Die im vorliegenden Band versammelten, größtenteils bekannten Texte treten nun nochmals diesen einseitigen Bewertungen entgegen und unterstreichen die besondere Wertschätzung, die dem Individuum in Russland ideengeschichtlich zugemessen wurde. Sie kreisen um die Wahrnehmung der Person (lico/lice/ličnost) und deren spezifische Verhandlungen zu unterschiedlichen historischen Bedingungen: Die Diskurse setzten mit der ersten Formierung der Intelligenzija im zweiten Drittel des 19. Jahrhundert ein, nahmen in dessen zweiten Hälfte unverhältnismäßig zu und erfuhren im frühen 20. Jahrhundert eine klassische Hochzeit. Dass es dabei notwendig um ein Abarbeiten an westlichen Modellen bzw. um die Abgrenzung von Europa ging, lag in der Natur der Sache, zumal die Anfänge gerade von der kritischen Auseinandersetzung mit den Subjektphilosophien vor allem Hegels und Fichtes bestimmt waren. Allerdings zeigen die Texte, dass man gut daran tut, die scharfen Trennlinien, die die Zeitgenossen teilweise zwischen West und Ost gezogen haben, nicht mit spitzem Stift nachzuzeichnen, sondern vielmehr die Bezogenheit beider Kulturkreise und deren gegenseitige Bedingtheit in den Vordergrund zu rücken. Die Bindung der Person und der Personalität vor allem an die soziale Frage, wie dies unter anderem bei A. Herzen vorformuliert wurde, ist kein ursprünglich russisches Phänomen, auch wenn es hier später seine besondere revolutionäre Ausprägung erfahren sollte. Auch die unterschiedlichen Versuche etwa von N. Berdjaev, G. Špet, V. Losskij oder S. Frank, die Person im Spannungsfeld zwischen Ich, Subjekt und Gesellschaft insbesondere in ihrer absoluten Individualität zu beschreiben, fußten letzten Endes auf phänomenologischen Prämissen, die um die Jahrhundertwende ideen- und philosophiegeschichtlich eigentlich eine gesamteuropäische Geisteshaltung abbildeten.
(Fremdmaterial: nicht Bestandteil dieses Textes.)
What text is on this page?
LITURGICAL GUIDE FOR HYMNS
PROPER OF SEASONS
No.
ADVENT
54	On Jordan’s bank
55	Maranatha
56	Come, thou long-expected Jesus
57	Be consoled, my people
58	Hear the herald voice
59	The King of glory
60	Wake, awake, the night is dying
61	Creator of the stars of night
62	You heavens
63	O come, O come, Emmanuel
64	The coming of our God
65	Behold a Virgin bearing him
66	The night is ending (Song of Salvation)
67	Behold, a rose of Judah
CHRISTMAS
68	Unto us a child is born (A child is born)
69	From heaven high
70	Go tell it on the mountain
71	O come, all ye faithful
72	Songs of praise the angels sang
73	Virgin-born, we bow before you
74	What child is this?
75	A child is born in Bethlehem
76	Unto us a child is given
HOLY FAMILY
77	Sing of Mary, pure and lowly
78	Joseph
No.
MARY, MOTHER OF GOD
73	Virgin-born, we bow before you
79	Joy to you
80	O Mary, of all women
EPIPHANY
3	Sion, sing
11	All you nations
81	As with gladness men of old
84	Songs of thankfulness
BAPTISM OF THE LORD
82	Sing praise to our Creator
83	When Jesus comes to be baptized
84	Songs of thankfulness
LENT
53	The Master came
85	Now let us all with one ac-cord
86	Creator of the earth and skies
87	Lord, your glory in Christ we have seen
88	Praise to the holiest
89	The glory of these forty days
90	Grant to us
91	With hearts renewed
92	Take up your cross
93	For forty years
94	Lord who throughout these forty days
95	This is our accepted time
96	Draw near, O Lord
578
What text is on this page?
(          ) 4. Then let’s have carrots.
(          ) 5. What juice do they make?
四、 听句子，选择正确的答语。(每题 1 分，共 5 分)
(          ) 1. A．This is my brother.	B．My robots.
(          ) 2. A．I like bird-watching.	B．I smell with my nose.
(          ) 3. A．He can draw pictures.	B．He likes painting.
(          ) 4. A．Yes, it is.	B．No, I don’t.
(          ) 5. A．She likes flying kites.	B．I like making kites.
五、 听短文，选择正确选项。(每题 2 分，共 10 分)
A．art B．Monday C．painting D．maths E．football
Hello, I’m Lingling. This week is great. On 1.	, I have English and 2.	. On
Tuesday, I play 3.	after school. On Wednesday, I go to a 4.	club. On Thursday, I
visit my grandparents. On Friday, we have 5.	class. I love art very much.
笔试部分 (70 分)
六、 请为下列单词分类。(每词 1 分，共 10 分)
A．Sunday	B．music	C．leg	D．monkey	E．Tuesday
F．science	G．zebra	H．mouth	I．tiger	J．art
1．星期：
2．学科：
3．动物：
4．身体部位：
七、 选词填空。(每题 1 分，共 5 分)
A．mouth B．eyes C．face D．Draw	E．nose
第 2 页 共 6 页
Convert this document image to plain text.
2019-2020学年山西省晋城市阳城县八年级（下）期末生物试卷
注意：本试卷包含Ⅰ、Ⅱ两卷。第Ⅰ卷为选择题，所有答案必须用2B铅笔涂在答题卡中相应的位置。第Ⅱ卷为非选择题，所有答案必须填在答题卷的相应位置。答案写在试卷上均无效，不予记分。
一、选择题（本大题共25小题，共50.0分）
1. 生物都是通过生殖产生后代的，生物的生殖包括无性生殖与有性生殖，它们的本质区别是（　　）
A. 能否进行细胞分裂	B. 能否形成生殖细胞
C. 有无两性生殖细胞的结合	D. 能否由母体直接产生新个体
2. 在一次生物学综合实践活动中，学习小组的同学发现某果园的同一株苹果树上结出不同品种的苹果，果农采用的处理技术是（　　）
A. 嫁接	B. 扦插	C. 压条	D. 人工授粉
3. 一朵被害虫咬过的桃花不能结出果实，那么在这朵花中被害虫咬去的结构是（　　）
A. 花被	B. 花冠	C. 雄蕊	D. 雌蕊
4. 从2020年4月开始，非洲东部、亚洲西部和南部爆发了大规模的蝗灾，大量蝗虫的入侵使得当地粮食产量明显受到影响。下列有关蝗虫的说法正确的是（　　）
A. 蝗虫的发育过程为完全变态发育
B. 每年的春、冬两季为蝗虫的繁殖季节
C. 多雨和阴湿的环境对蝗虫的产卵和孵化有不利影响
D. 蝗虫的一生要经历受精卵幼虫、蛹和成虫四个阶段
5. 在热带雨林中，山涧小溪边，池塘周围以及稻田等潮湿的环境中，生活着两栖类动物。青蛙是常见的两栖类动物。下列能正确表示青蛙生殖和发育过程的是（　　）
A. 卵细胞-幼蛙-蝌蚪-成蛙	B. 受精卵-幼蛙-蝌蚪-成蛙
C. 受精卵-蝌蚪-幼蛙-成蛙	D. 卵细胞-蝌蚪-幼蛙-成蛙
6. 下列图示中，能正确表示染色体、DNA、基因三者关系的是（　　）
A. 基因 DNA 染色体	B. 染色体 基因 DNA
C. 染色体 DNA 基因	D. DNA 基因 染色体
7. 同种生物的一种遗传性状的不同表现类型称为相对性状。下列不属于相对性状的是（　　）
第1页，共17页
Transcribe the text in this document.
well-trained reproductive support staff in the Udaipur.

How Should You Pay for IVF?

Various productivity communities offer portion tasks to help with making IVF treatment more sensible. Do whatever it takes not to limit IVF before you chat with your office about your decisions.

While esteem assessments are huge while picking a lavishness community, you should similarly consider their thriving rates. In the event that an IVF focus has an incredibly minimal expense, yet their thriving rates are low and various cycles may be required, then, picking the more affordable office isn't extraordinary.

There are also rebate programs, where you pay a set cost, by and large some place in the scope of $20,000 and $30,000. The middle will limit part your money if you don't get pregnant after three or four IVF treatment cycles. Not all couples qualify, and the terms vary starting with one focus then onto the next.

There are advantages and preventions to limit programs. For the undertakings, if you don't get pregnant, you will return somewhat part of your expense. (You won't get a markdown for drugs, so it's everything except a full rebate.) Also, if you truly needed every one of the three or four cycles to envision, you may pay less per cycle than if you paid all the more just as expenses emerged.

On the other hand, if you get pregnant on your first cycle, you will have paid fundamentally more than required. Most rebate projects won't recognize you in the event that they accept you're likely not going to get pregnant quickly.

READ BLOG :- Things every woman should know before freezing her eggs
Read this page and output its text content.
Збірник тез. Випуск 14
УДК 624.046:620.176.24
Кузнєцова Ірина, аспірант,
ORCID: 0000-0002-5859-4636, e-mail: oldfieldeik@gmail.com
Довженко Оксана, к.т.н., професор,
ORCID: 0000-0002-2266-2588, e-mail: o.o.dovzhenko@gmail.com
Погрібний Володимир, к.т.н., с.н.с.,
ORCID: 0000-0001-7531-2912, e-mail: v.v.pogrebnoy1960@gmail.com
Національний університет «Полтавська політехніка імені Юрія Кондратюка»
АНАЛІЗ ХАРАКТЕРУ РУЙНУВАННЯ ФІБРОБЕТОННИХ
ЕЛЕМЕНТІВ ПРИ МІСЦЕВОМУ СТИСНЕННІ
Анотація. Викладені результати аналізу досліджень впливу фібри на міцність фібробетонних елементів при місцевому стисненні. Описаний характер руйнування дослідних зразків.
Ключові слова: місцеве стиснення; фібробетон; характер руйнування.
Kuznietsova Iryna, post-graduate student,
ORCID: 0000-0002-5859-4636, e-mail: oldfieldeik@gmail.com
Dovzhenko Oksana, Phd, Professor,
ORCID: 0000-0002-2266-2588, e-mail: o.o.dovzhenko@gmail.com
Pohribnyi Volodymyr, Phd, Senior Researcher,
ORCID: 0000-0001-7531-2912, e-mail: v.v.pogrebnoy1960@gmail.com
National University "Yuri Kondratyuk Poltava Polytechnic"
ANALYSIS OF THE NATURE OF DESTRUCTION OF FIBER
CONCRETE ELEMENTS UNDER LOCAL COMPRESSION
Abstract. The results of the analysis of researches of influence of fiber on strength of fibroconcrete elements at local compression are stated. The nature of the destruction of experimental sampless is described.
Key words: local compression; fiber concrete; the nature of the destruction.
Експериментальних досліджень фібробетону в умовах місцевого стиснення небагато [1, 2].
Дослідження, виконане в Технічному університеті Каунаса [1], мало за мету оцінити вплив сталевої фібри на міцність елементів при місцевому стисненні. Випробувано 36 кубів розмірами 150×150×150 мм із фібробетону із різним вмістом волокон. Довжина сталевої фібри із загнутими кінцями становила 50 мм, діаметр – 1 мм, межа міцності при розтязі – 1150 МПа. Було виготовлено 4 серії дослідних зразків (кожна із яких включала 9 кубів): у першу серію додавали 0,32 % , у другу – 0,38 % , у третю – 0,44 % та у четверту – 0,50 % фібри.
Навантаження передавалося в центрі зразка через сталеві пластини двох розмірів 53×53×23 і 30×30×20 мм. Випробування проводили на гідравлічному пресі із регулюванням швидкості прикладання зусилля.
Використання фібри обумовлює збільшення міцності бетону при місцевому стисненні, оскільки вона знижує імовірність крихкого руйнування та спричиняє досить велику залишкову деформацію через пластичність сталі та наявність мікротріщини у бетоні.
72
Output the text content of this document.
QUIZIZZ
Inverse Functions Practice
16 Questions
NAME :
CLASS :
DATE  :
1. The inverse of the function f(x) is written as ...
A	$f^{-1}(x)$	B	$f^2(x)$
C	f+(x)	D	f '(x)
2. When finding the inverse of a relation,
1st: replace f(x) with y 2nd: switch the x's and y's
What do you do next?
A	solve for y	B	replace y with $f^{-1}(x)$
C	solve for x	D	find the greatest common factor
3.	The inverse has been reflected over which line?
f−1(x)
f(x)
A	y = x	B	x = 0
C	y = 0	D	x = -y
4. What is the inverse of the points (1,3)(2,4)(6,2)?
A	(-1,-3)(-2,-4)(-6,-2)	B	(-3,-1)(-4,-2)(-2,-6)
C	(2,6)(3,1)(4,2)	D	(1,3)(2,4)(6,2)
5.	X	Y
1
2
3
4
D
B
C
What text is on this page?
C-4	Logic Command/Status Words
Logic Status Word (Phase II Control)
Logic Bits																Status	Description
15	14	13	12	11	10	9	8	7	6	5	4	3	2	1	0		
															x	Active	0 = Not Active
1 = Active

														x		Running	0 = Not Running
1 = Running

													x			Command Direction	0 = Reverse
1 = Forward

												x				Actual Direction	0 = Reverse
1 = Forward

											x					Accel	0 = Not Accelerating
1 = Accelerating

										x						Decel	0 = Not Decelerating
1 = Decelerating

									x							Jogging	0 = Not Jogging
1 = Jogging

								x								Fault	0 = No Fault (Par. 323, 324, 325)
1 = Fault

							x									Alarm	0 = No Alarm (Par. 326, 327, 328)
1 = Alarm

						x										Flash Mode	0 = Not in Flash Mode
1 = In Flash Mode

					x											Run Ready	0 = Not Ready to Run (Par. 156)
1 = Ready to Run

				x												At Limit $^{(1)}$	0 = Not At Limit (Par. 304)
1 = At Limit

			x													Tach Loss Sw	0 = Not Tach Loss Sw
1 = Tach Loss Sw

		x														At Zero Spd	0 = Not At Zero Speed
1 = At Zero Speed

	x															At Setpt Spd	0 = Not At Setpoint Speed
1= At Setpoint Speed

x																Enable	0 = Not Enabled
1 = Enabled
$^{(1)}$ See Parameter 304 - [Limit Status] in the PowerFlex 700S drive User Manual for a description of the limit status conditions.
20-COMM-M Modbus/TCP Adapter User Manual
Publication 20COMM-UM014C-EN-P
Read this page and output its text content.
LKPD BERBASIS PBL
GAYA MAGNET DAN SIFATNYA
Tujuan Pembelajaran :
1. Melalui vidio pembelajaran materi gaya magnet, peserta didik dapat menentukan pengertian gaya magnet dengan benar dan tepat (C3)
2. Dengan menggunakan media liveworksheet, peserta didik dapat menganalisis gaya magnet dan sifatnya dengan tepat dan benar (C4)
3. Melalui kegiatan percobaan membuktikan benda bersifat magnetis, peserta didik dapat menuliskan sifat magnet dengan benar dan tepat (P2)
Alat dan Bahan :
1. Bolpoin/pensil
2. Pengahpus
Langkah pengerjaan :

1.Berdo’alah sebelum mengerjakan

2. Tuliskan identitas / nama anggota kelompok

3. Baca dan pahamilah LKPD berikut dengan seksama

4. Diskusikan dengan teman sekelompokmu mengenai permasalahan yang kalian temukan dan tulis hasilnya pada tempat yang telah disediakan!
Das Besondere allerdings, das sich nun als Leitmotiv aus den meisten Texten dieser kanonischen Autoren herauslesen lässt, liegt in der spezifischen metaphysischen bzw. religionsphilosophischen Ausweitung des Personenkonzepts und gerade in der Verabsolutierung von Individualität. Es ließ damit das zweieinhalb Jahrhunderte gültige Cartesianische Koordinatensystems offenbar hinter sich: Hatte V. Solovev noch am markantesten mit der Formulierung seiner All-Einheitsmetaphysik und der Aufrichtung eines Gottmenschentums den modernen Subjektbegriff demontiert, so zeigte sich, dass für die russische Philosophie allgemein das Subjekt eher als Hinderungsgrund zur Entwicklung einer Person angesehen wurde, da nur in ihr als unempirischem, rein seelischem Prinzip das eigentlich schöpferische Moment angesiedelt war, das sich harten philosophischen Kategorisierungen letztlich entzog.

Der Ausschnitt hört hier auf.